The prayer was recited regularly by a young Sally Bingham growing up in San Francisco.
Only years later, as an ordained Episcopal Church priest, did Bingham realize something was amiss with the childhood supplication.
"There was this terrible hypocrisy," she said. "This disconnect between what we said we believed in and how we behaved."
This bothered her for years until 1998 when, in her 50s, she finally took action.
Bingham founded what today is Interfaith Power and Light, a national campaign promoting "a religious response to global warming" that works with 10,000 congregations in 38 states.
"Climate change is one of the most challenging moral issues of our time," she said in an Earth Day sermon at San Francisco's Grace Cathedral where she is now Reverend Canon for the Environment.
Faith communities around the world are taking action - both personal and political - as the moral implications of climate change become more apparent.
While politics is split on climate change and governments worldwide have failed to pass meaningful climate legislation, faith communities are becoming a powerful force in the transition to green energy. By focusing on values rather than politics, they are transcending partisan pigeonholes and taking care of what they see as God's creation, and the people - particularly the poor - who depend on it.
"If you are called to love your neighbor, you don't pollute your neighbor's air," Bingham said.
More than 300 evangelical leaders have signed the Evangelical Environmental Network's climate call to action, including mega-church leaders like Rick Warren and Bill Hybels. A 2007 poll commissioned by the group found that 84 percent of evangelicals support legislation to reduce carbon emissions.
While mainline Protestants, Roman Catholics and Reformed Jews may have a stronger environmental presence, according to religious political scholar John C. Green, evangelicals - 26 percent of the U.S. population - are the most influential religious environmental faction.
"As evangelicals become more vocal on climate change, they have the potential to alter the position of the Republican party," said Green, director of the Ray C. Bliss Institute of Applied Politics for Religious Studies at the University of Akron and senior fellow at Pew Forum on Religion and Public Life.
But it's not there yet.
Religious political sway wasn't enough to push climate legislation through Congress this year. And a Pew Research Center Poll of 3,000 respondents found that most religious environmentalists do not derive their green leanings from their faith. Solid majorities of all major religious traditions favor strong environmental laws and regulations, according to the poll, and just under half of those who attend worship services regularly say their clergy speaks out on the topic. Yet the poll found that only six percent said their environmental views were primarily influenced by religion. Education and the media were more influential.
The poll, conducted over the summer, had a margin of error of 2.5 percent.
Still, Dan Lashof, Climate Center director for the National Resources Defense Council, sees results from political action in faith communities.

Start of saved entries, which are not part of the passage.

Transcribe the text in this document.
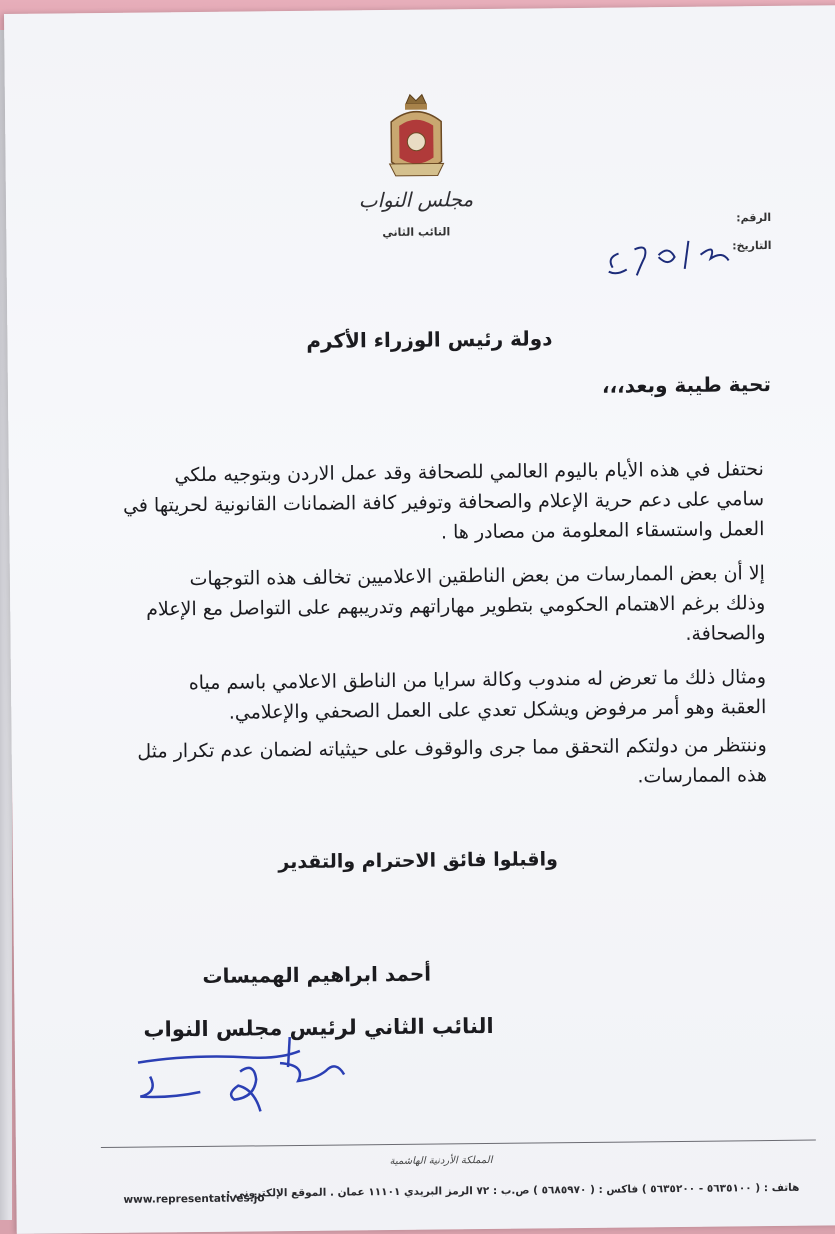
مجلس النواب
النائب الثاني
الرقم:
التاريخ:
دولة رئيس الوزراء الأكرم
تحية طيبة وبعد،،،
نحتفل في هذه الأيام باليوم العالمي للصحافة وقد عمل الاردن وبتوجيه ملكي
سامي على دعم حرية الإعلام والصحافة وتوفير كافة الضمانات القانونية لحريتها في
العمل واستسقاء المعلومة من مصادر ها .
إلا أن بعض الممارسات من بعض الناطقين الاعلاميين تخالف هذه التوجهات
وذلك برغم الاهتمام الحكومي بتطوير مهاراتهم وتدريبهم على التواصل مع الإعلام
والصحافة.
ومثال ذلك ما تعرض له مندوب وكالة سرايا من الناطق الاعلامي باسم مياه
العقبة وهو أمر مرفوض ويشكل تعدي على العمل الصحفي والإعلامي.
وننتظر من دولتكم التحقق مما جرى والوقوف على حيثياته لضمان عدم تكرار مثل
هذه الممارسات.
واقبلوا فائق الاحترام والتقدير
أحمد ابراهيم الهميسات
النائب الثاني لرئيس مجلس النواب
المملكة الأردنية الهاشمية
هاتف : ( ٥٦٣٥١٠٠ - ٥٦٣٥٢٠٠ ) فاكس : ( ٥٦٨٥٩٧٠ ) ص.ب : ٧٢ الرمز البريدي ١١١٠١ عمان . الموقع الإلكتروني :
www.representatives.jo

"It has a significant impact," said Lashof. "Faith communities put a high priority on ensuring that the United States makes a fair contribution to global efforts to address the impacts of climate change in developing countries."
President Obama's 2011 budget reflects the religious influence, Lashof said, with $1.9 billion requested for international climate adaptation. The U.S. Senate this summer released 2011 budget recommendations for over $1.2 billion in "fast start" investments for developing countries to address the impacts of climate change, speed a shift to clean energy and reduce tropical deforestation - part of the U.S. commitment to the Copenhagen Accord.